Heart attack

Thursday, July 17, 2014

Old Wives' Tales and More

Let's start off by asking, who were the old wives who made up so many tales? What I'm referring to here will be sayings of my mother and possibly grandmother which as a child I took for granted. When you're a certain age, say 10 or less, you tended to take what adults told you as being totally accurate and 100% true. My mother had one saying which always made me think, usually when she didn't want to do something, usually at the point where she was probably resting. It was 'I've got a bone in my leg.' Now, what a totally stupid response. If she didn't have a 'bone in her leg' surely she wouldn't have been able to stand up. Her leg would no doubt have been no more than jelly, flesh and muscle and without said bone, no use at all as a limb on which to walk, let alone stand. Where did this saying come from? No doubt passed down from her mother and her grandmother, back through the generations.

Another thing which intrigued me was when you asked her for her age. I had a great aunt, very elderly, Aunt Liz, who must have been somewhere in the region of 95 when she eventually died in 1965. She had an imperious nature, never married, with a huge beak of a nose (fortunately I never inherited this nose.) She used to come for tea most Saturday afternoons.
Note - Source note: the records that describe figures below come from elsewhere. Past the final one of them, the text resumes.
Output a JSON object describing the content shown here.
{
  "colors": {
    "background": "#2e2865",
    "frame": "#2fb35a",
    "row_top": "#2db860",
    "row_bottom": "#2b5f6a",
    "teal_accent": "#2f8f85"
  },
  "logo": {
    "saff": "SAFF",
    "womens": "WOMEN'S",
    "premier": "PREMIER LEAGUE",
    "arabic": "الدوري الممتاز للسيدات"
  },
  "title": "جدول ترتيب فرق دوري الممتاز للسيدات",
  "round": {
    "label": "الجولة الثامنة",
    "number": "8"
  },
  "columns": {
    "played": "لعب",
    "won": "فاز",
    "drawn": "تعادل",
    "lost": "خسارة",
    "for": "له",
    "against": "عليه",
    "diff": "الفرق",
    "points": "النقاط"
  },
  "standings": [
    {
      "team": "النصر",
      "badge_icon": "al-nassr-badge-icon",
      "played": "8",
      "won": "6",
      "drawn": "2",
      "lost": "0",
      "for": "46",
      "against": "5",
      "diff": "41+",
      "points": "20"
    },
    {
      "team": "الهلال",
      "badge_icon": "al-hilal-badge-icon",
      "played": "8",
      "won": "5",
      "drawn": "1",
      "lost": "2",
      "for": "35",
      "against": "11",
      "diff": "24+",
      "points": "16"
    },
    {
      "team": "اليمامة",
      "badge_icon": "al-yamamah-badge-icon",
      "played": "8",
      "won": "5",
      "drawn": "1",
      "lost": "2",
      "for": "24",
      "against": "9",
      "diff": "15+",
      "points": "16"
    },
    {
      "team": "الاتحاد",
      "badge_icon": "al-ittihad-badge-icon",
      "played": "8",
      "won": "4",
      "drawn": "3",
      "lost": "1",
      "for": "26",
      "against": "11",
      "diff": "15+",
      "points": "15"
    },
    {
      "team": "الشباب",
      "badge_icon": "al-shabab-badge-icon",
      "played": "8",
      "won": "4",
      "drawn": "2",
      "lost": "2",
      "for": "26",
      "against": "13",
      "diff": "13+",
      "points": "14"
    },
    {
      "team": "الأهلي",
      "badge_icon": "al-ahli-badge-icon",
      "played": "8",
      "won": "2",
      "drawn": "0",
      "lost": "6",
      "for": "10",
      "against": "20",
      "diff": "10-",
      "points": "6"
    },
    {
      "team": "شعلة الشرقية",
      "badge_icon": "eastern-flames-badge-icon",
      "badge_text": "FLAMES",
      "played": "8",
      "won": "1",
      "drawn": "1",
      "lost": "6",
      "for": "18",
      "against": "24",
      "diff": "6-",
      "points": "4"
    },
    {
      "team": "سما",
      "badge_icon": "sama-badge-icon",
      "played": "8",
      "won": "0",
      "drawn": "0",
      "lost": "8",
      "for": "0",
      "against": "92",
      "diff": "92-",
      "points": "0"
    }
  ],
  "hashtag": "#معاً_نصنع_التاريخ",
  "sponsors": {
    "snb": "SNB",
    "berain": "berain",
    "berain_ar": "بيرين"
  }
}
We had to go and collect her from her house in Phillpot's Avenue in Bedford as she couldn't drive. Anyway, as I have already mentioned, it intrigued me when I asked my mother and she would respond '99' years old and my great aunt was 21. It never made sense to me but I believed every word. 

My grandfather Ferriman had another expression he used when asked whether it was going to rain. A constant question which is asked by farmers; what is the weather going to do for the day ahead, week, month etc etc. He would stare at the sky and look into the distance and say 'it's dark over Will's mothers.' I never could understand who Will's mother was, let alone whether it was going to rain 'over there'  wherever that was. I didn't know a Will, William or whoever or even if he had a mother. It is only fairly recently that I discovered this was a Warwickshire expression and more than likely referred to William Shakespeare's mother, but I don't know whether this is true or not.

One of the ladies who came in to clean the house, Mrs Freemantle, had a superstition about not changing a mattress on a Friday. I think it was not turning a mattress on a Friday or something. I can't think why. Has it got something to do with Good Friday? Why is it supposed to be unlucky to open an umbrella indoors? Can't possibly think why. Why, on second thoughts, would you want to open an umbrella indoors? Makes no sort of sense.